Когда изучение человеческих особей настолько подвинется вперед, что каждую особь можно по надежным признакам отнести к той или другой резко обозначенной категории, а свойства каждой категории противостоять внешним и органическим (внутренним) влияниям будут известны, тогда и статистика с ее цифровыми данными получит иное значение.
Мог ли же я, молодой, малоопытный человек, быть настоящим наставником хирургии?!
Конечно, нет, и я чувствовал это.
Но раз поставленный судьбою на это поприще, что я мог сделать?

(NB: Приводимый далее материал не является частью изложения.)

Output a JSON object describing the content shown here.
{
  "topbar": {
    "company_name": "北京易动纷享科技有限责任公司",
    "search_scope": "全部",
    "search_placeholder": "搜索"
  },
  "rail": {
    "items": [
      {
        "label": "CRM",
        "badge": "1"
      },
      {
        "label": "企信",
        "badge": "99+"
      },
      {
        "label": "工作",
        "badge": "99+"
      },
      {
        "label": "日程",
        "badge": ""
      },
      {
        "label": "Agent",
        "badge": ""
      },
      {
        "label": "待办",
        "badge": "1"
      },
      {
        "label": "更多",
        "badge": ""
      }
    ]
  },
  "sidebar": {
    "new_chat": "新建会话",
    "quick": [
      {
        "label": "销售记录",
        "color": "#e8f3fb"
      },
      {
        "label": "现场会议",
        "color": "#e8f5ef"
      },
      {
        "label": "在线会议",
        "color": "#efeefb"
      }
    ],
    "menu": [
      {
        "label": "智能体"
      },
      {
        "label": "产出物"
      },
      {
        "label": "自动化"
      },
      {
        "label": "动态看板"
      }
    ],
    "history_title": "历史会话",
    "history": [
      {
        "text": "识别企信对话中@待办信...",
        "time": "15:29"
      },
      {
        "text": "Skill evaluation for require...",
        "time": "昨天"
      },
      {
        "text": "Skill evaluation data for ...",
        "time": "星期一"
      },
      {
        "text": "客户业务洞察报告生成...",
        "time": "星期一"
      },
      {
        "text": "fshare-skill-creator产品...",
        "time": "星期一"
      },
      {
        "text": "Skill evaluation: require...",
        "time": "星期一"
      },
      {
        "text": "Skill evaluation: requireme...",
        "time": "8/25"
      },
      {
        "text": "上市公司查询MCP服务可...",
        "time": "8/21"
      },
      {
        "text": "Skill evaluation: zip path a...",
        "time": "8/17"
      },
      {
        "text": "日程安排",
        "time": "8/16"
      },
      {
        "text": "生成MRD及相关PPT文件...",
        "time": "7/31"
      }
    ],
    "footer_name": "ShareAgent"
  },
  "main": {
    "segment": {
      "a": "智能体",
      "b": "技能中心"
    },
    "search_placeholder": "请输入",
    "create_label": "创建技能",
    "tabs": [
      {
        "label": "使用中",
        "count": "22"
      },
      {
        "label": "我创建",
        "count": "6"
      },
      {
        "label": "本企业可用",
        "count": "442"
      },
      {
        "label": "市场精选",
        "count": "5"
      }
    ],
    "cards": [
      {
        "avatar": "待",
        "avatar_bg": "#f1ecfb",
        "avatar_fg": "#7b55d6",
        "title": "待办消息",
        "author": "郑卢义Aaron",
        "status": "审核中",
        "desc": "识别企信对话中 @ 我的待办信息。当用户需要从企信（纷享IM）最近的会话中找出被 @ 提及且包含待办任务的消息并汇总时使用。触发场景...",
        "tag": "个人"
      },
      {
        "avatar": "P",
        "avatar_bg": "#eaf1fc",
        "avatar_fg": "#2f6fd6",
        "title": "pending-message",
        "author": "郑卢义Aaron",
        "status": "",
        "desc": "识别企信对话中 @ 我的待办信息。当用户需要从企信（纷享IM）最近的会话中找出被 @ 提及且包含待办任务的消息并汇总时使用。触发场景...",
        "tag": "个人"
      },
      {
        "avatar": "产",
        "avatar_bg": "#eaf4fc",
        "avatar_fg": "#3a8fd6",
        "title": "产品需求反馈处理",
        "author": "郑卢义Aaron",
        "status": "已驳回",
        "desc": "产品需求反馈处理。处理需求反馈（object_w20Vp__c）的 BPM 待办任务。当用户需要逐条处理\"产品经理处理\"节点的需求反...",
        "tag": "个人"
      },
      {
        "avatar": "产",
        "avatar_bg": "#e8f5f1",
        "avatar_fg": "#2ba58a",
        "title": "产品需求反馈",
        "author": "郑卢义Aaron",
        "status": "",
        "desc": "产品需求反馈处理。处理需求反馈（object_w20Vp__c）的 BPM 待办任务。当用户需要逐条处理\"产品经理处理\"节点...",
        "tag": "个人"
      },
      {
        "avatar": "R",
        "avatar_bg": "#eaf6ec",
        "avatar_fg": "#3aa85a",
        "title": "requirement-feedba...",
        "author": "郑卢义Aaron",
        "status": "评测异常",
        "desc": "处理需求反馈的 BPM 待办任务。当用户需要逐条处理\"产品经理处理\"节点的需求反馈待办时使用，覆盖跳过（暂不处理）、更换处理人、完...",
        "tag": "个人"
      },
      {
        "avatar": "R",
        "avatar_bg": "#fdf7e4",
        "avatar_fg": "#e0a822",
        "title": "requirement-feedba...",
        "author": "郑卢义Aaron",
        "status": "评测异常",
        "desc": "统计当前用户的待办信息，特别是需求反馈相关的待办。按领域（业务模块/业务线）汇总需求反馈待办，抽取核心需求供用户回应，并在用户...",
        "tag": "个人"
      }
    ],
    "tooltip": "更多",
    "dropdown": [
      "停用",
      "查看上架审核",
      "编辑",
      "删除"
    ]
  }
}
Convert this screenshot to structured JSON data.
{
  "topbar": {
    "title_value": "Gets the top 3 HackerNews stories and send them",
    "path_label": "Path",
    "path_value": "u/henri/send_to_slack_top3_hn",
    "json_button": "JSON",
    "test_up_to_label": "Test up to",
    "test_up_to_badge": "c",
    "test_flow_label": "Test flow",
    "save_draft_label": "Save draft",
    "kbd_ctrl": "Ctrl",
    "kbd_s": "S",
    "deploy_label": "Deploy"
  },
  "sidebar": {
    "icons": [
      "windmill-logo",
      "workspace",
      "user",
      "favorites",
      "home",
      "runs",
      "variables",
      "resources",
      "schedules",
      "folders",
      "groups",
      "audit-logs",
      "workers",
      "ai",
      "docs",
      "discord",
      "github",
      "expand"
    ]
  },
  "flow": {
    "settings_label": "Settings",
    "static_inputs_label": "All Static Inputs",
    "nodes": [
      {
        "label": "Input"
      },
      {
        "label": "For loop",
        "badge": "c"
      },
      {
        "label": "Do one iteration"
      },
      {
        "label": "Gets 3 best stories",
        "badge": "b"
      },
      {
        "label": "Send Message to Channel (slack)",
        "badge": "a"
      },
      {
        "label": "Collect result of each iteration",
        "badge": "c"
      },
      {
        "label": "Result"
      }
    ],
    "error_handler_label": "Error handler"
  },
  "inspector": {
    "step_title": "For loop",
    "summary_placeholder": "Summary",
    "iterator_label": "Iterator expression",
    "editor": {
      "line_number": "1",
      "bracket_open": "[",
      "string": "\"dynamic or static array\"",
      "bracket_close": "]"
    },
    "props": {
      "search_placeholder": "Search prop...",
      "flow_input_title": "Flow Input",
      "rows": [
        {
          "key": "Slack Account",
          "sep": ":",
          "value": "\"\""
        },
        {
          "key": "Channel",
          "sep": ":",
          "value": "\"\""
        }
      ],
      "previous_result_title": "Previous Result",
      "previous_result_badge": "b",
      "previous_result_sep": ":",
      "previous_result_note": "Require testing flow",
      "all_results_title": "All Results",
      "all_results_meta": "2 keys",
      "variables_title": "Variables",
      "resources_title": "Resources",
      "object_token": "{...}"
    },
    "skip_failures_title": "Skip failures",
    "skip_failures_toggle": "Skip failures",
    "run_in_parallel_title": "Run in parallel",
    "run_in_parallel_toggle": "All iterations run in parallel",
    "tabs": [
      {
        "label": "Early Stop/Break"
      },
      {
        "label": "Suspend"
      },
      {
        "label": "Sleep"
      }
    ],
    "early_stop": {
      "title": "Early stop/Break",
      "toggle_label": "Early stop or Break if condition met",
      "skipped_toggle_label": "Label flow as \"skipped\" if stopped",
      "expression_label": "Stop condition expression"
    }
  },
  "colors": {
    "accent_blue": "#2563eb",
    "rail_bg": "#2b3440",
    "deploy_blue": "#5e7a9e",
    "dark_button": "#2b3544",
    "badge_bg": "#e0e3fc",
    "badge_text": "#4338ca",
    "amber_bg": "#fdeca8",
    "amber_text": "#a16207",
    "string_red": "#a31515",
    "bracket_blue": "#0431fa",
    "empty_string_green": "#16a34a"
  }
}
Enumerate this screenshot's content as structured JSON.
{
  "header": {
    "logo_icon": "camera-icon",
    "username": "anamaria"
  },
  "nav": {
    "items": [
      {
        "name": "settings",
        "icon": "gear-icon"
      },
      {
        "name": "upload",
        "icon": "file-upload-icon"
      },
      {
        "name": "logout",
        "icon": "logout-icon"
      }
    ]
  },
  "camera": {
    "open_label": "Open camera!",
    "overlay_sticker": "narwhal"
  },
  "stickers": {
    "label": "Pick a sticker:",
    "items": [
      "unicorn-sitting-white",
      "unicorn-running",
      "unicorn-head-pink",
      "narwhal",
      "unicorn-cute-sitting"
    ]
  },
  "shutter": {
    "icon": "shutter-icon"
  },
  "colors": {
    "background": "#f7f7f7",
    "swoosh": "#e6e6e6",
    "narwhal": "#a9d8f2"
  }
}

Отказаться? Да для этого я был слишком молод, слишком самолюбив и слишком самонадеян.
Я избрал другое средство, чтобы приблизиться, сколько можно, к тому идеалу, который я составил себе об обязанностях профессора хирургии.
В бытность мою за границей я достаточно убедился, что научная истина далеко не есть главная цель знаменитых клиницистов и хирургов.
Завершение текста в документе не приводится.